The H-2B program can also have disastrous effects on foreign workers. Hira pointed to the case of Signal International, an Alabama shipbuilder which was bankrupted by multi-million-dollar claims of human trafficking. "The company imported hundreds of welders from India through labor brokers," Hira noted, adding, "Do we really have a shortage of welders? Or an inability to train them? The guestworkers were kept in mobile homes on the shipyard and restricted from leaving it. It was a story you'd expect in the UAE, not the United States."
So why would Congress expand the program — especially by a process that guaranteed the policy change could not be extensively debated? The simple reason is that a lot of lawmakers of both parties have wanted to change the H-2B rules for a long time. The proposal would probably not pass in a standalone bill, so they have slipped it into deadline-sensitive, must-pass legislation.

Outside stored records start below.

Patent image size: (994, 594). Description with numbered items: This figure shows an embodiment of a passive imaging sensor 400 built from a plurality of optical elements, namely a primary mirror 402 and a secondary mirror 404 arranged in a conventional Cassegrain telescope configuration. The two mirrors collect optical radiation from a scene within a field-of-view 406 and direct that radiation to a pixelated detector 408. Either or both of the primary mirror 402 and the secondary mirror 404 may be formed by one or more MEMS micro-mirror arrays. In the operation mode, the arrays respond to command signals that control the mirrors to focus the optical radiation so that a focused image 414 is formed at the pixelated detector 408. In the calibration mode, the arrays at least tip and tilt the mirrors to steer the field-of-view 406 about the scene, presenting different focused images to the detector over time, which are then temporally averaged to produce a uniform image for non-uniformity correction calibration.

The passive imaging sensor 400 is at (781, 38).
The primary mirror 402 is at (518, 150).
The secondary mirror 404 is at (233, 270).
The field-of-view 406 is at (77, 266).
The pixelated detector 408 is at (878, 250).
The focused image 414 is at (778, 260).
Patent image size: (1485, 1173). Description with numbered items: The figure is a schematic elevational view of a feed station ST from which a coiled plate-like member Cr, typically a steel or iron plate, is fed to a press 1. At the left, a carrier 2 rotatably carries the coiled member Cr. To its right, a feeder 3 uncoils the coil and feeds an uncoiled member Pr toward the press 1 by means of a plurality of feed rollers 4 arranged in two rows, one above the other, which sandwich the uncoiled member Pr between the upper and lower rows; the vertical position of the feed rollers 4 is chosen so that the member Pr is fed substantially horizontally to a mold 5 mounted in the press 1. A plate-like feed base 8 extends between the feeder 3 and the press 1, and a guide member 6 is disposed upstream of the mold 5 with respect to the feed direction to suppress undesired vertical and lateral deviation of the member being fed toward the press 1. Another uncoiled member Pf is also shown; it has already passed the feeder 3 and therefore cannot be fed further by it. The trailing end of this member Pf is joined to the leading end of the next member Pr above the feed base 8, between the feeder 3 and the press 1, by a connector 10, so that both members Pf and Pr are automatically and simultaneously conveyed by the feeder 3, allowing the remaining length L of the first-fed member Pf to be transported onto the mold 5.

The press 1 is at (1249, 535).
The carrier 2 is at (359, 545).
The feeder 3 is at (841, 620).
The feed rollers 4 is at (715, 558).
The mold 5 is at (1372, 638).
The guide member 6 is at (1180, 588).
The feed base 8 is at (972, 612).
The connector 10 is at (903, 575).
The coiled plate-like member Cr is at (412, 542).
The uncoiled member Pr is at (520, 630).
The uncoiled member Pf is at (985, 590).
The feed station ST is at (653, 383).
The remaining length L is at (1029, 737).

The effort is bipartisan. To look at just one example, the desire to loosen rules regarding H-2B visas in the seafood industry brought together liberal Democratic lawmakers from coastal states like Maryland with conservative Republican lawmakers from coastal states like Louisiana and North Carolina. "[Former Democratic Sen.] Barbara Mikulski affectionately called [North Carolina Republican Sen.] Thom Tillis 'Catfish Tillis' for his support of gutting safeguards in the H-2B program," noted Ron Hira.
Throughout the campaign and his first months in office, Trump often cited a simple economic policy: "Buy American, Hire American." (Though the president himself hired H-2B workers at his Mar-a-Lago resort, now the Southern White House.) The audiences at Trump's rallies cheered when Trump pledged to protect American jobs from low-paid foreign competition. Now, Republicans and Democrats on Capitol Hill seem determined to send a bill to Trump's desk that does just the opposite.